Le père de Mathieu qui se prénomme Roger voulait présenter des matches pour mousser l’intérêt pour une ligue civile dans la région. Outre Mathieu, je ne connaissais aucun joueur, d’évidence des personnes avec et sans expérience dans le milieu de l’improvisation. Comme je ne me suis jamais senti intimidé dans cette discipline, j’ai fait preuve de la même mentalité en me disant que si mon style ne fonctionnait pas dans cette ligue, au moins j’aurais eu essayé.

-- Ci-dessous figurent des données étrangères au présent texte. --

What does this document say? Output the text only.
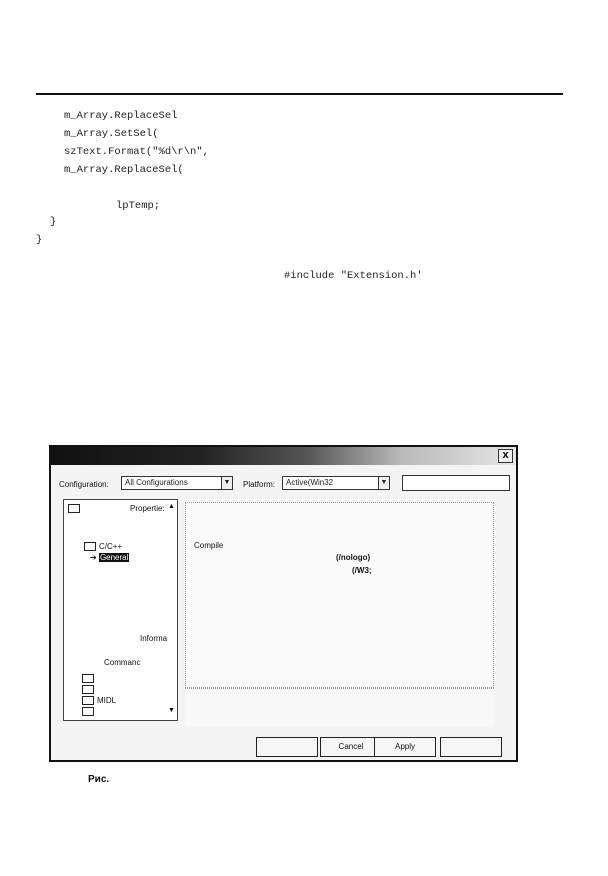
m_Array.ReplaceSel
m_Array.SetSel(
szText.Format("%d\r\n",
m_Array.ReplaceSel(
lpTemp;
}
}
#include "Extension.h'
x
Configuration:	All Configurations	▼ Platform:	Active(Win32	▼
Propertie: ▲
C/C++
➔ General
Informa
Commanc
MIDL
▼
Compile
(/nologo)
(/W3;
Cancel	Apply
Рис.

Les joueurs présents avaient des cheminements différents. Il y avait des improvisateurs provenant du secondaire, du postsecondaire et d’autres avec peu d’expérience sauf probablement en théâtre. Malgré le niveau d’expérience variable, on s’entraide. Il revient aux joueurs d’expérience de montrer l’exemple avec des impros propres, intelligentes et qui évitent le cabotinage et les farces faciles (si vous savez ce que je veux dire).

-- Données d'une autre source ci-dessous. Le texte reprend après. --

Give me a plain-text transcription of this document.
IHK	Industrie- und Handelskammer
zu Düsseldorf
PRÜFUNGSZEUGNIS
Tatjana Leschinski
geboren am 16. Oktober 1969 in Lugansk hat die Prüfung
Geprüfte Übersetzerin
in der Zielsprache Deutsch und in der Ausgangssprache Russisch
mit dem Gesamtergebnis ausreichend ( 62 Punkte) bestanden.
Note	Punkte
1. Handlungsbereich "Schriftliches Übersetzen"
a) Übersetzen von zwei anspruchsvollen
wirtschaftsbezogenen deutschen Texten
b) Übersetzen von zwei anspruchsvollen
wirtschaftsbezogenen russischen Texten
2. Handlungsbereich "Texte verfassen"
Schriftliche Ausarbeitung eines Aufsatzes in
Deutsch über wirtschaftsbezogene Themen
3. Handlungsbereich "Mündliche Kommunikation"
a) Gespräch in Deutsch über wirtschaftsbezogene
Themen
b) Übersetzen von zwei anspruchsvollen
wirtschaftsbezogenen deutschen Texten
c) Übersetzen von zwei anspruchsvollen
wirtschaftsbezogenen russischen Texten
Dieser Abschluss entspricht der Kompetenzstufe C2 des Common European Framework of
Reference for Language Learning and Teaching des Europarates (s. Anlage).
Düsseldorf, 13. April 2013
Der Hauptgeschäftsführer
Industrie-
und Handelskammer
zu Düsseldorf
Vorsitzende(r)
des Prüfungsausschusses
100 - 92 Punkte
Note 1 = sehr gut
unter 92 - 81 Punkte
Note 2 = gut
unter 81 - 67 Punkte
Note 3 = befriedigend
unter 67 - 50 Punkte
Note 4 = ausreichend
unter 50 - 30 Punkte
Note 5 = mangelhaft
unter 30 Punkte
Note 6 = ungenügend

Mon premier match dans cette région a bien été et j’ai même mérité une étoile. Après quelques matches pour tâter le terrain, Roger va de l’avant avec une Ligue qu’il nomme la Ligue d’Improvisation Témiscouataine ou la LIT. La première saison officielle débute en février 2013, et je décide de faire partie de cette ligue.

LIT

Me voilà à ma 4e saison dans la LIT et beaucoup de nous sommes là depuis ses débuts. Comme c’est mon cas, il y a des joueurs qui font le voyage, comme Marco Purcell de Saint-Pascal, un joueur qui a des valeurs similaires à moi. Il rappelle toujours aux joueurs d’écouter et de ne rien refuser, des choses que je prends également à cœur. Il y a Kate Monosiet de Degelis, avec qui j’adore jouer car elle généreuse et a le sens de l’écoute. Mathieu Akerley et moi nous connaissons depuis assez longtemps pour se permettre de jouer un style physique sans même hésiter à savoir si nous allons trop loin avec nos corps. Catherine Lamarre, originaire de Montréal mais demeurant maintenant à Auclair, qui utilise ses expériences de vie dans ses impros. Même Albert Roy, le père de la Gougoune Dorée qui demeure maintenant dans le Témiscouata, fait partie de cette ligue. J’aime aussi le fait que tout le monde a le même but et c’est de présenter un bon spectacle. On tente de s’encourager pour maintenir cette qualité. Nous partageons le jeu avec tout le monde et tous les joueurs sont importants à la ligue. Rappelez-vous que la polyvalence est très importante dans une ligue d’improvisation et c’est le cas avec la LIT.

Après quatre saisons la qualité du spectacle est meilleure que jamais. Une des choses que j’aimerais voir est plus de participants du Nouveau-Brunswick. Donc avis aux joueurs et spectateurs du Nord-Ouest de tout âge, où ceux qui sont de passage chez nous : Venez faire un tour voir la LIT. Qui sait? Vous auriez peut être la chance d’y participer. Et si vous avez besoin d’un lift j’ai toujours de la place dans mon SUV.

Les matches de la LIT sont présentés à tous les deux vendredis de février à juin au Beaulieu Culturel, 2448 rue Commerciale Sud à Témiscouata-sur-le-Lac, PQ.